Kedua, sangat jarang ditemukan Perda yang berisikan pengukuhan atau penetapan keberadaan masyarakat hukum adat dan wilayahnya dengan disertai peta yang jelas. Ketiga, kelembagaan pelaksana Perda di daerah bukan lembaga yang mempunyai tugas dan fungsi yang relevan

3. Sampai pada saat penelitian ini disusun, belum ada daerah yang mengesahkan peraturan daerah yang mengatur mengenai pemisahan hutan adat dengan hutan Negara. Kabupaten Lebak termasuk salah satu daerah yang terdepan dalam upaya menyusun dan mengesahkan pearturan daerah mengenai hal ini.

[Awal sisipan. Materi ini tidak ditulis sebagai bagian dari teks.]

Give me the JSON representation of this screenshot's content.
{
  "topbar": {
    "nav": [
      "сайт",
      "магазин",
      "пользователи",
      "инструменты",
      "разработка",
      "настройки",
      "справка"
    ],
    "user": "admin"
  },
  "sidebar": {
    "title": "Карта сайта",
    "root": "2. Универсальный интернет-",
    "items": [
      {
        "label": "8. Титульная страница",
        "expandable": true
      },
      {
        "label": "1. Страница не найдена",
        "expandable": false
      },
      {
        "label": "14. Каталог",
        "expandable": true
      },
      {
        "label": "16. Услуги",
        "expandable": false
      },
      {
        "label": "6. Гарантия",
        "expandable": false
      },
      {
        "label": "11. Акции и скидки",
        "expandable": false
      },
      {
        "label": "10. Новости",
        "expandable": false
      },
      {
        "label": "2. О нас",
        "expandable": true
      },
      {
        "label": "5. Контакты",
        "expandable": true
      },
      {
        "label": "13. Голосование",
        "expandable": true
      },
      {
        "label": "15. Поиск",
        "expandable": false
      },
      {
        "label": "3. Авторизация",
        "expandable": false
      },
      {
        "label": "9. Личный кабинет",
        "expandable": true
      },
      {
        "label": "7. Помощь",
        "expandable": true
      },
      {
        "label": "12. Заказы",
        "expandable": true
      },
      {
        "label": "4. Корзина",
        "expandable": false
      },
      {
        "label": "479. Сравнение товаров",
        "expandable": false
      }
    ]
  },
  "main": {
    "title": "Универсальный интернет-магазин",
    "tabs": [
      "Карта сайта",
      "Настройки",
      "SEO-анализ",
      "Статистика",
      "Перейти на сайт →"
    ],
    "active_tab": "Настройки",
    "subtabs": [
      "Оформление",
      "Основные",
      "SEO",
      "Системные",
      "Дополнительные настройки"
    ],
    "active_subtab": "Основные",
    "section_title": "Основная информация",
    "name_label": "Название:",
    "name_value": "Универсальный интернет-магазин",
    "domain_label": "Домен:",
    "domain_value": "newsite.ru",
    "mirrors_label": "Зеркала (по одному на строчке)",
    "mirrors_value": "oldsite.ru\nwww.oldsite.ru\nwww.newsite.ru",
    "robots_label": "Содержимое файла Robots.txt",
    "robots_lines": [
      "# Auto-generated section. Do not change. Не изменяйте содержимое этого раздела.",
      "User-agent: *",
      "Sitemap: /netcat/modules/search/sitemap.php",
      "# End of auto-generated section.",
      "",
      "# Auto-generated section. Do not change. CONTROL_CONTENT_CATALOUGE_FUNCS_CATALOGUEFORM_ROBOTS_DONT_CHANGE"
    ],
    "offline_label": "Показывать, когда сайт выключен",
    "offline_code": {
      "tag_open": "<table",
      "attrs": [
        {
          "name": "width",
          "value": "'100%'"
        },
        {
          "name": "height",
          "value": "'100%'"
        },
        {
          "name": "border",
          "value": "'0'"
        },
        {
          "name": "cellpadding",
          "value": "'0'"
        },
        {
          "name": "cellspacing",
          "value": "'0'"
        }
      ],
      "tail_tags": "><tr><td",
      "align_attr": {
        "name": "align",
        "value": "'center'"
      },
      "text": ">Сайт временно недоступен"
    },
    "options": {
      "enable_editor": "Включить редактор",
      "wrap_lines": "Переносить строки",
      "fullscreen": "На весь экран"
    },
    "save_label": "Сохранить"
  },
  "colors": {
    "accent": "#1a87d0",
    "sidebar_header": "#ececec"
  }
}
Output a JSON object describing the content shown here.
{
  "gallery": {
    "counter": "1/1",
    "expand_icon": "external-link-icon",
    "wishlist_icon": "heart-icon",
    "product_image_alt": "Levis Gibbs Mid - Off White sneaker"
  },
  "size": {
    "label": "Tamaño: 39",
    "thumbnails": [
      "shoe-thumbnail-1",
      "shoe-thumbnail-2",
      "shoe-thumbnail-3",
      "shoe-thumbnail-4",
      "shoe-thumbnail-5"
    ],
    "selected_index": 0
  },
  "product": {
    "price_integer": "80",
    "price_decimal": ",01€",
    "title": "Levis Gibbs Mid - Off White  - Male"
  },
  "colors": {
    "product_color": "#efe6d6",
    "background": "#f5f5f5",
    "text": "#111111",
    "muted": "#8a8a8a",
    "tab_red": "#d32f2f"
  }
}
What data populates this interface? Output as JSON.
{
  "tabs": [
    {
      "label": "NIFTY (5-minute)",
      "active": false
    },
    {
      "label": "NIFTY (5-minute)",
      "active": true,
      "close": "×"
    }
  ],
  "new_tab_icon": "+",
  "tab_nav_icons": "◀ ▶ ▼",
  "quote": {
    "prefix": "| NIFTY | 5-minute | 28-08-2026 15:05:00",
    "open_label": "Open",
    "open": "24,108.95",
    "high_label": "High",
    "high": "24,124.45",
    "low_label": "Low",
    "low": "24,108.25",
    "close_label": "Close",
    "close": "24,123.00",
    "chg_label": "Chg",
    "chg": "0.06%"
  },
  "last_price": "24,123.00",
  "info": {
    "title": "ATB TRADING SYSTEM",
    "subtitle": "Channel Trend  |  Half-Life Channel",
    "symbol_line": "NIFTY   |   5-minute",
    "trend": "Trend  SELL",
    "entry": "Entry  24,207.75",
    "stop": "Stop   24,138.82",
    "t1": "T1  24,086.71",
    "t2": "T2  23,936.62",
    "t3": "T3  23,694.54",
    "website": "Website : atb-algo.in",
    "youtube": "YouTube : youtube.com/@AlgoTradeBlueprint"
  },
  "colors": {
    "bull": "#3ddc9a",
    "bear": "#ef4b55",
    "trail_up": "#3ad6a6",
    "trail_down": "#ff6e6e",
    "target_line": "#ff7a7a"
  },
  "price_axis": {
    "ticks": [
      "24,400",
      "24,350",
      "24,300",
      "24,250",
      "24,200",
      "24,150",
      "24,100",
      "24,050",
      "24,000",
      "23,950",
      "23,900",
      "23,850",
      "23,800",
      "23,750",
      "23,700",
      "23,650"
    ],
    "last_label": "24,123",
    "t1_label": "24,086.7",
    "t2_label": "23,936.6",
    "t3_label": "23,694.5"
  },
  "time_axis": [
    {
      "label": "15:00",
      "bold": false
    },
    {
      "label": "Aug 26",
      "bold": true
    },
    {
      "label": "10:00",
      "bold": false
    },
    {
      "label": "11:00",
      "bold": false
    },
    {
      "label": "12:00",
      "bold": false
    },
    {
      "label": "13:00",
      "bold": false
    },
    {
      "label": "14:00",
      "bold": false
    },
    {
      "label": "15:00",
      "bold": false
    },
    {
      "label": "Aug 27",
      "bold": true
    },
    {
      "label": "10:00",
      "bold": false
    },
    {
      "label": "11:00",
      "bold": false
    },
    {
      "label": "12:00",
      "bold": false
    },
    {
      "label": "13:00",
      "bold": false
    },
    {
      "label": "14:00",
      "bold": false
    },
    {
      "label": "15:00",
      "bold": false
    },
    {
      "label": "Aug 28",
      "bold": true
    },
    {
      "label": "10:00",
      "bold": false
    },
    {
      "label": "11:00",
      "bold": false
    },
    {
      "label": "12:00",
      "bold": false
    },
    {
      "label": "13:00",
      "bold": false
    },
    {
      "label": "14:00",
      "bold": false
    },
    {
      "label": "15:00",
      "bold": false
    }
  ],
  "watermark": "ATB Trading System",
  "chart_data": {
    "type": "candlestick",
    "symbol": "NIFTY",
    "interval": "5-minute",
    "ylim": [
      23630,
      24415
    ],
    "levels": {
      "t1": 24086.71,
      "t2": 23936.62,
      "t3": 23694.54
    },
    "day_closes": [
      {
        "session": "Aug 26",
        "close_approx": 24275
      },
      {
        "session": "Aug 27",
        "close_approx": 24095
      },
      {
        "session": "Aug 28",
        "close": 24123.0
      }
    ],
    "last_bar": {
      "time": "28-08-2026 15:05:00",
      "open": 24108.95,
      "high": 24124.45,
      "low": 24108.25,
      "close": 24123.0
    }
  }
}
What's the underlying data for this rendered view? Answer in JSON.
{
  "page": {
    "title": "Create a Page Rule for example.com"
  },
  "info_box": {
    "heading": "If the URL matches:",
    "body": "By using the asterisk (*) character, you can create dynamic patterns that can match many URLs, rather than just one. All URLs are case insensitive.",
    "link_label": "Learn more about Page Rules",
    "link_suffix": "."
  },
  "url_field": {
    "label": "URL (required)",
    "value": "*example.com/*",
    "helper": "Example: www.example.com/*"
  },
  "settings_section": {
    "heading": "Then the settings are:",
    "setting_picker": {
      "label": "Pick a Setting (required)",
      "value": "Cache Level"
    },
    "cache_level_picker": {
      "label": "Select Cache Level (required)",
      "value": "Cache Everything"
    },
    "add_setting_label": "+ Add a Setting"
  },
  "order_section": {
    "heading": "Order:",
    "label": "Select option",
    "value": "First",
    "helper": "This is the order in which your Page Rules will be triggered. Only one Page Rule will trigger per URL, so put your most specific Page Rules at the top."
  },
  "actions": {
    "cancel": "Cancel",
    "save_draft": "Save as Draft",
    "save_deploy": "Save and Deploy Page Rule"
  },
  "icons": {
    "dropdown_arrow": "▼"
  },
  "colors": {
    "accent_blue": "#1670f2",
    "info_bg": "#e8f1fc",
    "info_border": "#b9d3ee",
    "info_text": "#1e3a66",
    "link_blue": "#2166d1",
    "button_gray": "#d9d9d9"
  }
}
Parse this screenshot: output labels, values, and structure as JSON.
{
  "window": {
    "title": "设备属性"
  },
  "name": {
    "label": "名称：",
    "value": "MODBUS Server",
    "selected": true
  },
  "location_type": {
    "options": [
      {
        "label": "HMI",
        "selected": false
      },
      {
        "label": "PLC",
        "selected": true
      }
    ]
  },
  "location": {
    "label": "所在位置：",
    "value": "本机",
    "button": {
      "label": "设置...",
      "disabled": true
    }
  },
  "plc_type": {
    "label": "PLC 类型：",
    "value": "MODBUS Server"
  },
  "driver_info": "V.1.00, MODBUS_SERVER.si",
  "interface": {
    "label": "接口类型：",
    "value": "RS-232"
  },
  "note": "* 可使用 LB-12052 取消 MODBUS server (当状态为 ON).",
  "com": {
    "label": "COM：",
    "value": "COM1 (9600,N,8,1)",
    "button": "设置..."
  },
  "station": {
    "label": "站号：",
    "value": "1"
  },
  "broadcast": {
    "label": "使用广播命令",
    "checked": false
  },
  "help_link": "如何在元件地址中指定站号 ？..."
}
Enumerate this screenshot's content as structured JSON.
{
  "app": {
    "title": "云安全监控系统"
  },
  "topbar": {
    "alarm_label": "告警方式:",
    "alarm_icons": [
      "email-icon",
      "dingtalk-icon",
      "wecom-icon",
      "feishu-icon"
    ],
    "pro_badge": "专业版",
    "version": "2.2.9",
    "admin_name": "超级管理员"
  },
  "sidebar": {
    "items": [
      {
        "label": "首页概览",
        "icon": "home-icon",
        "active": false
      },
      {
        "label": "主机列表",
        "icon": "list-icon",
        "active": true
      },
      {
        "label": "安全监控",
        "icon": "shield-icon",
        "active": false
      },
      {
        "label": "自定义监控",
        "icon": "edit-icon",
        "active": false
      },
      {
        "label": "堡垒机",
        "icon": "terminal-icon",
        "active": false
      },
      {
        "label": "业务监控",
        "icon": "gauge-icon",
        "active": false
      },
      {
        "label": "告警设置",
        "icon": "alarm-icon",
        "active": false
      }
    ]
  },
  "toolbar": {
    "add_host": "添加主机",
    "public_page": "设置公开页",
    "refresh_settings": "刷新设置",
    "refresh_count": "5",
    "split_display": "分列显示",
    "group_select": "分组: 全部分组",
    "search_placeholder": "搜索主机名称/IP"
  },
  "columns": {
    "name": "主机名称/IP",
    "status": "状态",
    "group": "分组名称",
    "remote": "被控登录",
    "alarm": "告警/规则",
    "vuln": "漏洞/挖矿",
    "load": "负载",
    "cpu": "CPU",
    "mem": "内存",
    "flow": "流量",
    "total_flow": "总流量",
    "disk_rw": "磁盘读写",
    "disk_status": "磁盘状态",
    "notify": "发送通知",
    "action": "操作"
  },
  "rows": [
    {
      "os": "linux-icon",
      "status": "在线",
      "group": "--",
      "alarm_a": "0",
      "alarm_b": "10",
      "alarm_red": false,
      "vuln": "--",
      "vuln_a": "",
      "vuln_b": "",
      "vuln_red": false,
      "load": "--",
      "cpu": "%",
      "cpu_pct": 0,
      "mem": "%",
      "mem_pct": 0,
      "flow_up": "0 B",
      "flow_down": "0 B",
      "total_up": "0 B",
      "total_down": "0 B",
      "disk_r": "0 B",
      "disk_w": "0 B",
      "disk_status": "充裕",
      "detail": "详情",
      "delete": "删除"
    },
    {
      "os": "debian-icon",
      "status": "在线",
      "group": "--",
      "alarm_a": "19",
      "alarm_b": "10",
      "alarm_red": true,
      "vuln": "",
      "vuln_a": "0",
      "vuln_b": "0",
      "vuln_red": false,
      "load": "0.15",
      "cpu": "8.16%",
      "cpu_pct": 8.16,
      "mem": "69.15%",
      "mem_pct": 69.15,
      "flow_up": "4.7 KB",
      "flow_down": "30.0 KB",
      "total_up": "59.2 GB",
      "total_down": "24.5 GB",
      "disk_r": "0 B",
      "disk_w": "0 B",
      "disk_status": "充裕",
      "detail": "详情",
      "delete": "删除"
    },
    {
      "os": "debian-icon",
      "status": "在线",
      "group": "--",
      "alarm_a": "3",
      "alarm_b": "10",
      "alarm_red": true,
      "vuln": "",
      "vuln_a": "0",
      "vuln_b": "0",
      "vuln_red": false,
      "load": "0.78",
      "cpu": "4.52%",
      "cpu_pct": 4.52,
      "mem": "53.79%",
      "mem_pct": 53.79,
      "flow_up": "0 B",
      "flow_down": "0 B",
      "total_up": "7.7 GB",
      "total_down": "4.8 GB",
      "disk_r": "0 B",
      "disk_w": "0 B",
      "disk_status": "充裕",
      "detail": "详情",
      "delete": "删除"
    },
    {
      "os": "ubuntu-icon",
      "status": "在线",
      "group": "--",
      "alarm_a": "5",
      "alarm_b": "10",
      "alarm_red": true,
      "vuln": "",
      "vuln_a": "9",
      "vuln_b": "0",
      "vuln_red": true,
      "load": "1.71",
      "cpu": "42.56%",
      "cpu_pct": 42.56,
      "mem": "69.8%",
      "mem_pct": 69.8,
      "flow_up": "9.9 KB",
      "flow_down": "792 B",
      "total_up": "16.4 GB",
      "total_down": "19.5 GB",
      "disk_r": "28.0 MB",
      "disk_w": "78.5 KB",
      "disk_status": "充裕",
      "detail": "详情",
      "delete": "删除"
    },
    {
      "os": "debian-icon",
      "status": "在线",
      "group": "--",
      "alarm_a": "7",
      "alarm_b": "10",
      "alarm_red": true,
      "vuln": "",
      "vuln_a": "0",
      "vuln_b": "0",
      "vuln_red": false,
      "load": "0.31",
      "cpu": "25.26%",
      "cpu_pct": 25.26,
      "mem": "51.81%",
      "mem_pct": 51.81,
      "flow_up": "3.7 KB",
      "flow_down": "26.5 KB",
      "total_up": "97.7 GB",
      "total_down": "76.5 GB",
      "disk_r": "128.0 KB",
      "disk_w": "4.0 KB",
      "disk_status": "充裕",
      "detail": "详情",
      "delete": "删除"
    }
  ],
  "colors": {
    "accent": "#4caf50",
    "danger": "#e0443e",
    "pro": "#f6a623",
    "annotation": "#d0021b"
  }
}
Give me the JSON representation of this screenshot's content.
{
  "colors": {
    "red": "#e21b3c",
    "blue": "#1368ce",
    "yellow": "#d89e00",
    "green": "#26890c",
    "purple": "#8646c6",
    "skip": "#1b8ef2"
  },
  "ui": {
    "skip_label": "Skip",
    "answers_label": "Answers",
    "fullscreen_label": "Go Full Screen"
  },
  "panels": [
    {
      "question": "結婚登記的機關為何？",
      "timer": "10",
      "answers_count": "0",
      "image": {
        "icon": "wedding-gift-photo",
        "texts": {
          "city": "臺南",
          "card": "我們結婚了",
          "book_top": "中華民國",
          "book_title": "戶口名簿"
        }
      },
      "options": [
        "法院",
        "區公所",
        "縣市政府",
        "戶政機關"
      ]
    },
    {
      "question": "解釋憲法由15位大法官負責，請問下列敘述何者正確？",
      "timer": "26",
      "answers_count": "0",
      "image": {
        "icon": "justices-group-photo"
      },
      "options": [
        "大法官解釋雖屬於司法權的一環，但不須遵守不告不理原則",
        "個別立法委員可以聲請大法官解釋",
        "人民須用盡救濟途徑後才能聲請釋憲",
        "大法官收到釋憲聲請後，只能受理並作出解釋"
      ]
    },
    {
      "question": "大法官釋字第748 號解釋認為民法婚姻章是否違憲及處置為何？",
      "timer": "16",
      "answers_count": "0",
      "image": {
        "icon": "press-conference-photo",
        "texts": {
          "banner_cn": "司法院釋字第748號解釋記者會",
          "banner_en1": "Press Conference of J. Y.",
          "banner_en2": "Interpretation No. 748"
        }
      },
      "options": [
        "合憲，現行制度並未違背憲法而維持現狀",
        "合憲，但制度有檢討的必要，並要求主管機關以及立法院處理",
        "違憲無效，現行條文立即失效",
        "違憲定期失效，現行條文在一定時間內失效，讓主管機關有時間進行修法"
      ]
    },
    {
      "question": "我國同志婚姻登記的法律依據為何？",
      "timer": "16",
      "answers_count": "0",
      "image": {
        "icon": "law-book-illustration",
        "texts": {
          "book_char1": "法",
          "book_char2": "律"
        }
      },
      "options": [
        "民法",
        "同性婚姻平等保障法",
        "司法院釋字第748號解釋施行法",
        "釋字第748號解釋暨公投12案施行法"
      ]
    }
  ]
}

Bahkan, dapat dikatakan bahwa proses ini tinggal sedikit lagi selesai dimana rancangan peraturan daerah telah selesai disusun dan telah ada proses uji publik sehingga yang dibutuhkan adalah political will dari DPRD Kabupaten Lebak untuk mengesahkan rancangan peraturan daerah.

Secara garis besar materi yang diatur dalam Peraturan Daerah ini menyangkut beberapa hal, yakni: (1) Keberadaan dan kedudukan Kasepuhan sebagai masyarakat hukum adat; (2) Hak-hak masyarakat kasepuhan; (3) Wilayah adat;

(4) Lembaga adat; (5) Hukum adat; (6) Pemberdayaan masyarakat kasepuhan.

Dari beragam pengaturan itu, ada dua hal yang penting untuk diperhatikan yaitu mengenai pengakuan masyarakat adat serta pemetaan wilayah adat.

Pengukuhan keberadaan masyarakat kasepuhan sebagai masyarakat adat dalam raperda ini adalah atas pertimbangan sebagai perwujudan dari amanat

88

konstitusional yang harus dilaksanakan demi penghormatan atas hak-hak masyarakat kasepuhan.

B. Saran

1. Pemerintah pusat perlu dapat membuat keputusan yang dapat di ikuti oleh seluruh instansi pemerintah atau dari kementerian kehutanan tidak mempermasalahkan bentuk dari peraturan yang diberikan oleh masyarakat adat dalam melakukan klaim wilayahnya.

2. Prosedur penetapan masyarakat hukum adat sebagai subjek hak, baik itu dalam bentuk desa adat maupun masyarakat hukum adat melalui Peraturan Daerah dan atau Surat Keputusan Kepala Daerah menggunakan mekanisme yang beragam. Oleh karena itu, penetapan masyarakat hukum adat oleh Perda dan atau Surat Keputusan Kepala Daerah dalam pelbagai peraturan perundang-undangan yang ada tidak lagi menjadi prasyarat untuk penetapan hak masyarakat hukum adat dalam konteks hak komunal, sehingga Penetapan hak komunal sekaligus penetapan masyarakat hukum adat sebagai subjek haknya secara bersamaan.

3. Pemerintah daerah perlu didorong untuk:

a. Berinisiatif melakukan penyusunan peraturan daerah yang mengakui keberadaan hak penguasaan bersama atas tanah adat, dengan memperhatikan karakteristik masyarakat hukum adat setempat untuk menentukan perbedaan tingkat pengakuan penguasaan bersama atas tanah adat tersebut.

b. Mewujudkan pemetaan dan pendaftaran tanah sistematis secara berkala, dengan melakukan kerjasama operasional dan pendanaan pendaftaran tanah.

c. Melakukan penguatan keberadaan kelompok masyarakat hukum adat, dengan melestarikan nilai-nilai adat di dalam kehidupan masyarakat melalui berbagai upaya kelembagaan dan pelembagaan, bersamaan dengan upaya menerbitkan pengakuan hukum bagi masyarakat hukum adat.